If you’re really good you can demonstrate oil flow evidence corroborating
that if the inlet is too large and if there is enough internal stagnation,
an air bubble can form in the inlet and the airflow will take the easier
path, around the inlet. Ram air pressure can be stymied.
So I decided
to aim early at internal simplicity and augmentation. Does anyone need
help in getting a good mental image of how the exhaust augmentation works?
What
is good cooling?
To me, good cylinder cooling means normal temps at full throttle. The
first downdraft plenums were installed with significant attention to detail
and successfully ran wide open at 2000 feet over the hot ranchland with
excellent cooling from day one.
In our 100
degree temperatures, good CHTs to me with the 0-235 meant a little over
400 degrees after liftoff to 2000 ft. Staying wide open at 2000 feet at
around 200 mph they were about 390. When the power was pulled back a little
they went to 350 or lower.
In 130-140
mph climbs to 10K the 0-235 CHTs started around 400, gradually reducing
during the climb, to 340-350 by reaching 10K. During cruise they further
reduced to 320-340. Some cruise temps were even lower.
I did some
instrument error testing, putting all four CHT washer senders on the top
and bottom of two cylinders.

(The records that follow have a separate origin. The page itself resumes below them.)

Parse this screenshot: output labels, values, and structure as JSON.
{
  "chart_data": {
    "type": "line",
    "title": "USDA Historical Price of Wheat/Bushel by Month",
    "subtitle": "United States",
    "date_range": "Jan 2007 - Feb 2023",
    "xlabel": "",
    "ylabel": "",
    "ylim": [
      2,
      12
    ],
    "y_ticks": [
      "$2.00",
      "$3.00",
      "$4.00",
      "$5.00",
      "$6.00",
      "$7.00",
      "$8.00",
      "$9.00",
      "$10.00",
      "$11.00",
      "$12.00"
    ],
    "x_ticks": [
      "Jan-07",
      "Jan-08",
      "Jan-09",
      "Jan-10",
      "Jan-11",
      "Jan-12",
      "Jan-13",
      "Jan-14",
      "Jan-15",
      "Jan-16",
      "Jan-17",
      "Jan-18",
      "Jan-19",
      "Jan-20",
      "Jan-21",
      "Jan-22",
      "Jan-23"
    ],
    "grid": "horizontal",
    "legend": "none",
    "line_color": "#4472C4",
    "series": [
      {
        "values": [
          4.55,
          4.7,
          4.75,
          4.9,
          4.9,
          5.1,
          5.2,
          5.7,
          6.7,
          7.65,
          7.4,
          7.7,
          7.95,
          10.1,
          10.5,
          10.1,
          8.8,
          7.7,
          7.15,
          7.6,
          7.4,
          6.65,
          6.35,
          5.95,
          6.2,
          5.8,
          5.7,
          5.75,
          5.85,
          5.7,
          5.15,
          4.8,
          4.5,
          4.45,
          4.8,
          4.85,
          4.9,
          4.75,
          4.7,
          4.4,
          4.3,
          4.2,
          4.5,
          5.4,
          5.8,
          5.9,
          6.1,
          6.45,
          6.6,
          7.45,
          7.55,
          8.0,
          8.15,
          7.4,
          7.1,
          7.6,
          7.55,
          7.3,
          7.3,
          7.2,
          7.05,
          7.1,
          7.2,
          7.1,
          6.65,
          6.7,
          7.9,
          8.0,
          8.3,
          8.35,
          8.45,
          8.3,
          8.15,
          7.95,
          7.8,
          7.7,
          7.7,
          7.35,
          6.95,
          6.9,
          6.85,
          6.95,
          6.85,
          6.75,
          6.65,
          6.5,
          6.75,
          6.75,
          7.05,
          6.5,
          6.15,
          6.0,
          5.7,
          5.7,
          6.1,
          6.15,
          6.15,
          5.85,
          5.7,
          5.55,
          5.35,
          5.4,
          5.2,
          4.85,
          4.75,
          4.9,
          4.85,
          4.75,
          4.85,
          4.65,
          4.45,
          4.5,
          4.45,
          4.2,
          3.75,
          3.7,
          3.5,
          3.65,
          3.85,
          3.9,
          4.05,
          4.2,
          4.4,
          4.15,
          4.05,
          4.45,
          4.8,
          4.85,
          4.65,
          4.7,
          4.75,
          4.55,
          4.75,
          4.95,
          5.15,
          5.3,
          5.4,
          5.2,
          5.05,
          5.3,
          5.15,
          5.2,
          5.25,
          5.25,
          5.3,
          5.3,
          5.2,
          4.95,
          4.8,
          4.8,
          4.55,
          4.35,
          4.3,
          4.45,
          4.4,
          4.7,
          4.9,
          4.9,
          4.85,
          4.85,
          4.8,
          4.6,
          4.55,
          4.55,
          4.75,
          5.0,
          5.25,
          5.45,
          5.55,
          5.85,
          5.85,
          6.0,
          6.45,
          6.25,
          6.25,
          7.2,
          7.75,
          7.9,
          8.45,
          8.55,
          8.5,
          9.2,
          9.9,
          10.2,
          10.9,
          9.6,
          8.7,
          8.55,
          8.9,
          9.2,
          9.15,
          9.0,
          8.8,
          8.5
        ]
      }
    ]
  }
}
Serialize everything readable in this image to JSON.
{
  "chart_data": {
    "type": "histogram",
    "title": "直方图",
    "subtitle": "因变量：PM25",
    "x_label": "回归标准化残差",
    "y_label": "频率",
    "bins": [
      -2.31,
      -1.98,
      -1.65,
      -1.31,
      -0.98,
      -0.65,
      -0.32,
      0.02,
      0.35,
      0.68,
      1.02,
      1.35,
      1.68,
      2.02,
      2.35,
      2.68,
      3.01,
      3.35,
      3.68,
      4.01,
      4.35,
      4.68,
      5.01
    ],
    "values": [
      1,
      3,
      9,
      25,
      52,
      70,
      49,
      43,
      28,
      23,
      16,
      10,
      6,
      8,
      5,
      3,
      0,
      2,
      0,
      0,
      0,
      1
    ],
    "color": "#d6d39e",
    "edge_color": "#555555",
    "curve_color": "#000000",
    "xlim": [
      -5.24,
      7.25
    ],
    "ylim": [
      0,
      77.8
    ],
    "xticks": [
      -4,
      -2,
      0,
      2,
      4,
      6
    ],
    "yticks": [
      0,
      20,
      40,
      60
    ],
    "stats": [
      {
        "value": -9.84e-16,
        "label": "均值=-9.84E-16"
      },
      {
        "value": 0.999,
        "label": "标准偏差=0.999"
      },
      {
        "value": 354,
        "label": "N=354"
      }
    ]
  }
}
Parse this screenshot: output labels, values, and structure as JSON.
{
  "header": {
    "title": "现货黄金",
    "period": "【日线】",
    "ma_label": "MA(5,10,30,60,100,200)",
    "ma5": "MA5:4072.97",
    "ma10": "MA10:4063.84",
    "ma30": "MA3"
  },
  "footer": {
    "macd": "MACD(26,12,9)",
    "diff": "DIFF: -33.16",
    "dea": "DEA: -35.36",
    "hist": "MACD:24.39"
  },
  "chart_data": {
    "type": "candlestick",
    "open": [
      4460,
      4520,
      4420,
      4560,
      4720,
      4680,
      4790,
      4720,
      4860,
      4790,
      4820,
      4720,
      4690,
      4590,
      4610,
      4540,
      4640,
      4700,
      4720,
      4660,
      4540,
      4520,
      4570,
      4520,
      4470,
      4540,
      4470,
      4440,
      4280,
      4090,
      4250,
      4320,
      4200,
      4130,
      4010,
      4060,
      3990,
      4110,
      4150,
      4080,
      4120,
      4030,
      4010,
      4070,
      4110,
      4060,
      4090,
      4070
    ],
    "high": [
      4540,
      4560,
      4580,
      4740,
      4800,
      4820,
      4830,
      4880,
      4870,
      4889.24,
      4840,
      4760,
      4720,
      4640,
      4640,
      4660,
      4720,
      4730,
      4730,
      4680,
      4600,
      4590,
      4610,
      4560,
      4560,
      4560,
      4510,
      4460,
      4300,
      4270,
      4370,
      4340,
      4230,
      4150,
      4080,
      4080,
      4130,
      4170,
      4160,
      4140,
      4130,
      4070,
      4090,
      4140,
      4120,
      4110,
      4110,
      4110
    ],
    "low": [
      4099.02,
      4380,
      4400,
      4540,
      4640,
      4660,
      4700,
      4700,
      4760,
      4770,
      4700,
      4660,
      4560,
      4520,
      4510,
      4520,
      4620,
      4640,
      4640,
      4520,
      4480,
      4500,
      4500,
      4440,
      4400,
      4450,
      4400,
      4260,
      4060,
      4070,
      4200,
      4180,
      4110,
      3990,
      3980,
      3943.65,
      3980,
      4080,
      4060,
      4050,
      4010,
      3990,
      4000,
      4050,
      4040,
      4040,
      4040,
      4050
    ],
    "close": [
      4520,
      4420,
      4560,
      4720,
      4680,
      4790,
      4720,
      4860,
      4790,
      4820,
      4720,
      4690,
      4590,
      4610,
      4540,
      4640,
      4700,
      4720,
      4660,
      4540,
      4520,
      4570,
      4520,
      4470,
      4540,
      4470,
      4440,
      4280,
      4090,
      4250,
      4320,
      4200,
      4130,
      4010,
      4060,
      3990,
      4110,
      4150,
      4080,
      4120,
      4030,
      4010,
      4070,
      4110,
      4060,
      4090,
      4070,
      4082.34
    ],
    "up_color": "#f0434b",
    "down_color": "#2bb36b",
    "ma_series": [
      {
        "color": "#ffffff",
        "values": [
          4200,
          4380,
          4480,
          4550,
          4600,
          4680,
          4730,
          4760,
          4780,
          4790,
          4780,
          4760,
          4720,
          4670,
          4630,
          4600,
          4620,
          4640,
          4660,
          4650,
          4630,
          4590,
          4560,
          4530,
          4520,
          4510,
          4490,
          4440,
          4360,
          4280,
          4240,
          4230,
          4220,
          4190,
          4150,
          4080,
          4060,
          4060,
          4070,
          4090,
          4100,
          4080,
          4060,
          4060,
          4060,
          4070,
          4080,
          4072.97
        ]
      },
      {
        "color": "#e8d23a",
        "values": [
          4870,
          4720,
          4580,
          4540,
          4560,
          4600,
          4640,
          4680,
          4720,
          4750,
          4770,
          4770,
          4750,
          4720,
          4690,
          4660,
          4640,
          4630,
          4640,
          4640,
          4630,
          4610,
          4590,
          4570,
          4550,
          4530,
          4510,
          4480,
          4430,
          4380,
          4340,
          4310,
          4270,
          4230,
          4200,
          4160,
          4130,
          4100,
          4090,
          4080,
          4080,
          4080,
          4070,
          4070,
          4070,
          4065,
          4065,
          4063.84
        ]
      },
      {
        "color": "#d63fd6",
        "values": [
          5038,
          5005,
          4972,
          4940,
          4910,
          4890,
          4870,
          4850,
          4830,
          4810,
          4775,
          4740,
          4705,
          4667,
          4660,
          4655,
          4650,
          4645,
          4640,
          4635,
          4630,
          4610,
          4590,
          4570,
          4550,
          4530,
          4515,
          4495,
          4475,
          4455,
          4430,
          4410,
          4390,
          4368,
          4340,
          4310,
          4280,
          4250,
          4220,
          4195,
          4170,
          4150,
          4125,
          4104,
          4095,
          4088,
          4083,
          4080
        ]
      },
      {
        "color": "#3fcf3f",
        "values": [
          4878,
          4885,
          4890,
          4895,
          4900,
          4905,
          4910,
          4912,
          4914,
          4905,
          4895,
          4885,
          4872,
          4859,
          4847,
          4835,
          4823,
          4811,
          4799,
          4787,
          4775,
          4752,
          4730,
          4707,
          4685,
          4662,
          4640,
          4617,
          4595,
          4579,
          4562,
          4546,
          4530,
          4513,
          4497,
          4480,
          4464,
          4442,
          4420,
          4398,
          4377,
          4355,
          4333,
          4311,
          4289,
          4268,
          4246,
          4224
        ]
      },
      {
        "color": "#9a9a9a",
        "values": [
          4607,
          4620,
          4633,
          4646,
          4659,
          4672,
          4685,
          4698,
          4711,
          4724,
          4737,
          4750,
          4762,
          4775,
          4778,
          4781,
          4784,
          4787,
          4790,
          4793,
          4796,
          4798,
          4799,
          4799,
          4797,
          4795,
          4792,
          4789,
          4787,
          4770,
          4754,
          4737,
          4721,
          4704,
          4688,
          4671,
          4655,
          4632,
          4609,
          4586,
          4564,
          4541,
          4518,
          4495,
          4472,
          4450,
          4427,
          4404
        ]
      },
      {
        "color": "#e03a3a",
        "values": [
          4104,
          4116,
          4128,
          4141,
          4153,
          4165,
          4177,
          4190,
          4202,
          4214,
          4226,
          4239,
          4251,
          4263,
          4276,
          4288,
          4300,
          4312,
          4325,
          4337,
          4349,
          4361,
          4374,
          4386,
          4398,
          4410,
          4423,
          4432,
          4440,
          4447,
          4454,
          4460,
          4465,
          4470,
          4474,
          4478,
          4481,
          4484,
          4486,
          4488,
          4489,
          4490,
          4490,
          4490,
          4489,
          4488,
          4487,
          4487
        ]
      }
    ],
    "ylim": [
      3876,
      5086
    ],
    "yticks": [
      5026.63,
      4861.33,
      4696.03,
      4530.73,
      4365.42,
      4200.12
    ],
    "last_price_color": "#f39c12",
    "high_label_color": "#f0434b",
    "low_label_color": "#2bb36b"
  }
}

The top dd cooler-side temps were about 60
degrees lower than the hot / bottom side temps. Some of the digging I
did recommended that downdraft installations (spam cans) should have the
washer type senders on the top while bayonet senders should be in the
bottom fitting provided for them. These readings are from washer senders
on the lower side, with a little fudge factor to the good.
This 0-290
testing thus far includes installing the senders on different cylinders
for further comparison. A bayonet sender has been installed on a couple
of cylinders and the readings are the same as the bottom washer senders.
Attention
to detail
It may sound improbable, but, it is fully within the realm of possibility
–no further comment for now- that this can be screwed up. Proper
cylinder head and barrel (neck) airflow could be missed or dismissed or
just totally overlooked. The fins could be completely blocked with RTV
globs-with updraft or downdraft cooling. Or the space between the cylinder
necks could be left open, with the air going through that wide open space
rather than the fins. I don’t know what to say about these omissions,
other than another set of eyes might be beneficial.
A friend
has a beautiful stock Glastar. His experience is useful when comparing
EZ temps with the best of other types. For some time I have been envious
of his stock cooling setup with good cylinder and oil temps. However he
recently mentioned that like the rest of us, this summer his temps are
higher than desired and even borderline.
Enough for
now. All of these cooling and cowling tweaks fit well into my overall
interest to simplify the internal cowl airflow and finesse the outer shape.
This is the easy stuff. Later, some oil cooling torture.